Featuring Hannibal Crossing the Alps
by Paul F. Anderson

I was quite sad that I missed posting something on the March 17th birthday of my “adopted father” Ken Anderson. Many DHI readers know that Ken and I did a 34-hour oral history on the years he spent working with Walt. Our hope here at DHI is to someday publish Ken’s “memoirs.” In the meantime, I enjoy sharing Ken’s art and stories here at the Institute.
So for Ken’s 113th Birthday–well, as the saying goes, “Better late than never!”–I want to celebrate Ken’s birthday with an extraordinary piece of art. This striking ink and watercolor illustration exemplifies Ken’s style … to the extreme. He had that very busy pen work (his hand and pen were like one, and very kinetic, always in motion) that is representative of the late 19th century German expressionists. Ken loved that style and the work of the caricature artists from the same period–and as many Institute readers know, so did Walt Disney. In fact, it has been written that Walt’s favorite artist was Heinrich Kley (1863-1945), who, as you can see, had a very similar style to Ken. Over the last few decades, it seems as if Mary Blair has claimed that much coveted title, but early in Walt’s career he loved Kley, and put together a fairly large collection of original Heinrich Kley art.
So in honor of Kenneth Bliss Anderson I rummaged through DHI’s art library and found this fantastic, never-before-seen (or published) piece that Ken did for the unrealized African Pavilion at EPCOT Center’s World Showcase. The Pavilion was being Imagineered primarily by Herb Ryman and Ken in the late 1970s and early 1980s. One of the featured attractions was to be a film on the history of the “Dark Continent.” The African-American writer Alex Haley was coerced to be the on-camera host and narrator of the film. The Pulitzer Prize-winning author was chosen as host because at the time he was a national sensation as a result of the 1977 ABC television mini-series “Roots: The Saga of an American Family.” Ken and Herbie worked closely with Haley on the film and the three of them developed a strong friendship and bond that lasted the rest of their lives.
Just as it was done in Walt’s time (it was the way Ken and Herbie preferred it!), the entire script was storyboarded and Ken created over 400 drawings like these to illustrate the film. The script became a collaboration between Ken and Alex.

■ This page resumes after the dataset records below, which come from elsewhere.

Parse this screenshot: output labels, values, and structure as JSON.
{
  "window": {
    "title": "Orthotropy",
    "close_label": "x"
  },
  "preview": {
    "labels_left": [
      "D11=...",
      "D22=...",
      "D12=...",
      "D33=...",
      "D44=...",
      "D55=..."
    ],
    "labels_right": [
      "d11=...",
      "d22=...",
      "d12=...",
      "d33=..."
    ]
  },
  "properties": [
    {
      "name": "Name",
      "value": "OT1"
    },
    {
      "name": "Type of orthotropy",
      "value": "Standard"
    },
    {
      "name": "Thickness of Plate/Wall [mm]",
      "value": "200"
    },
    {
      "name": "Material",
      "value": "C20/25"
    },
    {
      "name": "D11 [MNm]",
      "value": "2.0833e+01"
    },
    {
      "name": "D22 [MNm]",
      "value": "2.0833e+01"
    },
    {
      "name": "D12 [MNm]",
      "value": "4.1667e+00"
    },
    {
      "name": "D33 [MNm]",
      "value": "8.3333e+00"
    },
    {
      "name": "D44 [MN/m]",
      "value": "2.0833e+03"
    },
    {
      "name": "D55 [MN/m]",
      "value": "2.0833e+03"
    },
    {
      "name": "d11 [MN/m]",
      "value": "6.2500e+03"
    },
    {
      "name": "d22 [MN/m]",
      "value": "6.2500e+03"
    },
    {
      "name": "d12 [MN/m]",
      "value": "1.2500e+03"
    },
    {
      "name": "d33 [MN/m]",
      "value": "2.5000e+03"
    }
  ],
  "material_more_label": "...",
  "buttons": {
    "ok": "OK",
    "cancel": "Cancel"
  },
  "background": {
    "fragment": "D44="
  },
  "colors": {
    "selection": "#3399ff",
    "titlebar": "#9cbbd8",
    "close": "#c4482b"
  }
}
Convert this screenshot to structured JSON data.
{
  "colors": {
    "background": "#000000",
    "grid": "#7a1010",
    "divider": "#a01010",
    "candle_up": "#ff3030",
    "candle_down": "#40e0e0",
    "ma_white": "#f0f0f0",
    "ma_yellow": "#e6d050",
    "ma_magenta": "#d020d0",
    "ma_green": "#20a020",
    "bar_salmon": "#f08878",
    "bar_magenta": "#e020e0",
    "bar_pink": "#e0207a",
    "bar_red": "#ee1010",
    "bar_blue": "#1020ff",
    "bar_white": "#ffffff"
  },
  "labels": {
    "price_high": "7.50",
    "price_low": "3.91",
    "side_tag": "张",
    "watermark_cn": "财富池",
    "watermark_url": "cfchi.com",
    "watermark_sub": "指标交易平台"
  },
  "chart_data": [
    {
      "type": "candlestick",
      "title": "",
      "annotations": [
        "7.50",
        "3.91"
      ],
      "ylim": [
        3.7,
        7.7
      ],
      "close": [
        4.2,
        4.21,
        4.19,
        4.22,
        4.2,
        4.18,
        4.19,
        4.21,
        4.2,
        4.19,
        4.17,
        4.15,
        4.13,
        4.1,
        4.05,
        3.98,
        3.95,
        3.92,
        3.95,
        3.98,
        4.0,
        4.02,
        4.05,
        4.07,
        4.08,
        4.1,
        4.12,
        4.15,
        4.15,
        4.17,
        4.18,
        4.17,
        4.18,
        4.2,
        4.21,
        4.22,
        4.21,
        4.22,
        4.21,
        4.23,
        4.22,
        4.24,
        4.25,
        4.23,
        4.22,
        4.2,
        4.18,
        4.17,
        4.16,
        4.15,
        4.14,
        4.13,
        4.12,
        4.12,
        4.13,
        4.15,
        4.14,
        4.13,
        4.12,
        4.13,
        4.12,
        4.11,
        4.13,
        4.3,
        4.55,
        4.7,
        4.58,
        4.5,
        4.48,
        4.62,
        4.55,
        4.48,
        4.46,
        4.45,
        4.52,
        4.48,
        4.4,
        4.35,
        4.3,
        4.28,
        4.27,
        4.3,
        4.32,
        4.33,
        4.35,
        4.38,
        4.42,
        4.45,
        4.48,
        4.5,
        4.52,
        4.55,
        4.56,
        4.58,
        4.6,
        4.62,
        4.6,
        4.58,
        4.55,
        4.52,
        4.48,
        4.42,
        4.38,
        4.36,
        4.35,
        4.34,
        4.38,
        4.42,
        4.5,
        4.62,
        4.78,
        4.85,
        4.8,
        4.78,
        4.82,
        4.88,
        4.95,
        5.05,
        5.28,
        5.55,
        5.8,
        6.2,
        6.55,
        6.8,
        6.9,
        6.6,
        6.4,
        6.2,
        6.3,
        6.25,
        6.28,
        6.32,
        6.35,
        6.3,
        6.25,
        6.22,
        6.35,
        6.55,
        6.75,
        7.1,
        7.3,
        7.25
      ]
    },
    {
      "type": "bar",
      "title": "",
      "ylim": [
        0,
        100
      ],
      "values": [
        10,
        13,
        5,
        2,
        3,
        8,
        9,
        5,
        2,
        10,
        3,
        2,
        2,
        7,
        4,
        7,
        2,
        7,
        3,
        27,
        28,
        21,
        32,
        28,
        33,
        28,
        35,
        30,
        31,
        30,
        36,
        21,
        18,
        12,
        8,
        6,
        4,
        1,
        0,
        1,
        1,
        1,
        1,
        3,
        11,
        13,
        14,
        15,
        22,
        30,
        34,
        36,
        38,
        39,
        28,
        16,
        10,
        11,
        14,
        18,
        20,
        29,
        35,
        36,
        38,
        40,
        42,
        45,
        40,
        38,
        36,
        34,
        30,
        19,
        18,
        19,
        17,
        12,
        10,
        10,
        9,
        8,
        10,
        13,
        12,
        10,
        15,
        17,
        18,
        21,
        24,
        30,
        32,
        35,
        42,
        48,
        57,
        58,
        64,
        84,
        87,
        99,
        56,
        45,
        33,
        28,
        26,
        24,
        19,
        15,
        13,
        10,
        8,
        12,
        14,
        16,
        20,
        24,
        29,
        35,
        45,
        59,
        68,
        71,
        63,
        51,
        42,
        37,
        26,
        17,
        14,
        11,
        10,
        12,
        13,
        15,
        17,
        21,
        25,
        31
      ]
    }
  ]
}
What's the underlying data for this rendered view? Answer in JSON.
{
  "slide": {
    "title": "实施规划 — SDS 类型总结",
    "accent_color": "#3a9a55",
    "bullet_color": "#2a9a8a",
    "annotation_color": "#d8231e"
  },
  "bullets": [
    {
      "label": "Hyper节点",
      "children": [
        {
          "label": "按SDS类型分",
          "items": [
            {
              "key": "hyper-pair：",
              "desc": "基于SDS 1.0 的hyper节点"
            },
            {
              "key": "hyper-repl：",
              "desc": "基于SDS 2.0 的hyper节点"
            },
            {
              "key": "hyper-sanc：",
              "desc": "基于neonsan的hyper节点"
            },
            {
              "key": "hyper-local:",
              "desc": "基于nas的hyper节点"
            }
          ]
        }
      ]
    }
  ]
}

I selected these two illustrations to, well, illustrate Ken’s style and as a result offer a worthy celebration of his birthday. It is from a sequence in the film that shows Hannibal crossing the Alps and is accompanied by the following Haley narration: “So Hannibal led his Army on an unprecedented and audacious trek through these Alps to fight against Rome and protect Carthaginian interests in Sicily.”
So to me, the best belated Birthday present I could give my “adopted father” is to share his artwork and ideas with the followers of DHI.